Cara mengendalikan kemarahan menurut islam

Paradigma “memarahi anak itu aman”. Disebabkan karena banyaknya orang tua yang mengira anak-anak mereka adalah hak mereka. Mereka tidak tahu bahwa anak adalah titipan Allah. Artinya, orang tua berkewajiban memelihara dan melindungi anak. Bukan memarahi atau bahkan menyakiti mereka. Baca juga: Sembilan Kiat Memberi Pujian Kepada Anak.

Marah bisa dikelola. Pengendalian emosi bisa dilatih dengan usaha memusatkan perhatian. Pembiasaan zikir sangat efektif mengusir kemarahan. Zikir sebenarnya mengandung unsur pemusatan konsentrasi. Pemusatan konsentrasi akan membimbing seseorang untuk berpikir jernih. Tidak serta merta menuruti emosi dan menjadikan anak sebagai sasaran kemarahan.

Mengendalikan kemarahan juga bisa diatasi dengan meledakkan kemarahan itu sendiri. Tentunya dengan ekspresi yang bisa diterima oleh lingkungan. Misalnya, berteriak sekeras-kerasnya, menyanyi, berlari kencang ke sawah, ke sungai, dls.

Bagi kaum ibu, biasanya mengekspresikan kemarahan positifnya dengan menguras bak mandi, mencuci piring, membereskan rumah, dls. Terkadang kaum ibu menggerutu sendirian sembari beraktivitas. Yang demikian merupakan ekspresi kemarahan positif. Pekerjaan rumah tangga selesai, tanpa harus merugikan lingkungan sekitar atau anggota keluarganya.

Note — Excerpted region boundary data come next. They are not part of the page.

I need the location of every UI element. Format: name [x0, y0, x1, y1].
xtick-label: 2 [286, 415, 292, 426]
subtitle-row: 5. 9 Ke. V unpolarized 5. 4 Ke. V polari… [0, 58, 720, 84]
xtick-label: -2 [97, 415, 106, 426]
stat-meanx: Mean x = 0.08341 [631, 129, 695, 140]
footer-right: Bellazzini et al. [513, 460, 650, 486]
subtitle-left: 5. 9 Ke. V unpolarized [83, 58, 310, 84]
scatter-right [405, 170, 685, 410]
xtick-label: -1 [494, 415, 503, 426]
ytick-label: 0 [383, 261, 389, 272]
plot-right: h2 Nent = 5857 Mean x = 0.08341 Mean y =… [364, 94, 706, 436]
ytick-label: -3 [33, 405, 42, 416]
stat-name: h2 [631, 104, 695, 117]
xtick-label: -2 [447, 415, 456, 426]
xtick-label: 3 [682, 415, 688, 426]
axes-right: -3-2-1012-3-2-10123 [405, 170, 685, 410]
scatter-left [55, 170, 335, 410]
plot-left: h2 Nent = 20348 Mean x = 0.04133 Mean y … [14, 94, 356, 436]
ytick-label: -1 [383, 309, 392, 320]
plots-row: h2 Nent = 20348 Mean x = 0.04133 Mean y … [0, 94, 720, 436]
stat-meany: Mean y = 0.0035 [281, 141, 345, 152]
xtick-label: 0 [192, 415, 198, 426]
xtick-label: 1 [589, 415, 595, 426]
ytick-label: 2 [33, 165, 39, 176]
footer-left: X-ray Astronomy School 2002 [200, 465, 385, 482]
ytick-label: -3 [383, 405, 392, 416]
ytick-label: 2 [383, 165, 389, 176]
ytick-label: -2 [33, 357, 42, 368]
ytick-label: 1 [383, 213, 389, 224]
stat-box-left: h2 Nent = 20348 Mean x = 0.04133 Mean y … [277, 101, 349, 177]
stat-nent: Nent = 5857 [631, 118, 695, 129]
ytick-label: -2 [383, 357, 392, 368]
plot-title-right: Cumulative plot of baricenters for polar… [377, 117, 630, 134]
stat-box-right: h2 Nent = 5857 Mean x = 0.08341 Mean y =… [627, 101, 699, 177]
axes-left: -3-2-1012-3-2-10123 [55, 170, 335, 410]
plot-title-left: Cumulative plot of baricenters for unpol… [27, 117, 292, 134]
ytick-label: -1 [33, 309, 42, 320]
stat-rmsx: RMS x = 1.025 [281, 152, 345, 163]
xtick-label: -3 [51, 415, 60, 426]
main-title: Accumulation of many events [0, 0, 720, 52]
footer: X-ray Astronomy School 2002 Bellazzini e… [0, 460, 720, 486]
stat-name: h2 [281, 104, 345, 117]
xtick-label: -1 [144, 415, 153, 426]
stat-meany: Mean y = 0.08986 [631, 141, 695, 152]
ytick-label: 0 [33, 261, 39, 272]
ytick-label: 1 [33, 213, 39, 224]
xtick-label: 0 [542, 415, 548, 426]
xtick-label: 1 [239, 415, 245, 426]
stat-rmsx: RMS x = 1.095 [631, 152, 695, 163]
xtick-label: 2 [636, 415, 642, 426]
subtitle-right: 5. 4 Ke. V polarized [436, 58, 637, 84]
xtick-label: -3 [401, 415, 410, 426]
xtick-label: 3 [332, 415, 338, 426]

Anak dilindungi oleh Undang-undang, sehingga orang tua tidak boleh mendidik anaknya dengan kekerasan. UU perlindungan anak pasal 20 menyebutkan, siapapun yang melakukan kekerasan pada anak, maka mendapatkan sanksi pidana 3 tahun 6 bulan penjara. Kalau sampai menimbulkan luka berat, sanksinya 5 tahun penjara. Jika mengakibatkan kematian, sanksi bisa mencapai 10 tahun penjara.

Sanksi ditambah dua pertiga kalau pelaku kekerasan adalah orang tuanya sendiri. Jadi, orang tua mengemban tugas penting dalam perlindungan anak. Posisi orang tua menempati urutan pertama untuk melindungi anak-anak, bukan menyakiti atau memarahinya.

Marah yang meledak-ledak adalah tindakan primitif. Masyarakat Indonesia mengenal akan norma-norma, pendidikan, sopan-santun, dan agama, untuk mengerem agar kemarahan tidak lagi primitif. Bagi Muslim, aktivitas sholat, wirid, dzikir, sangat efektif mengerem kemarahan.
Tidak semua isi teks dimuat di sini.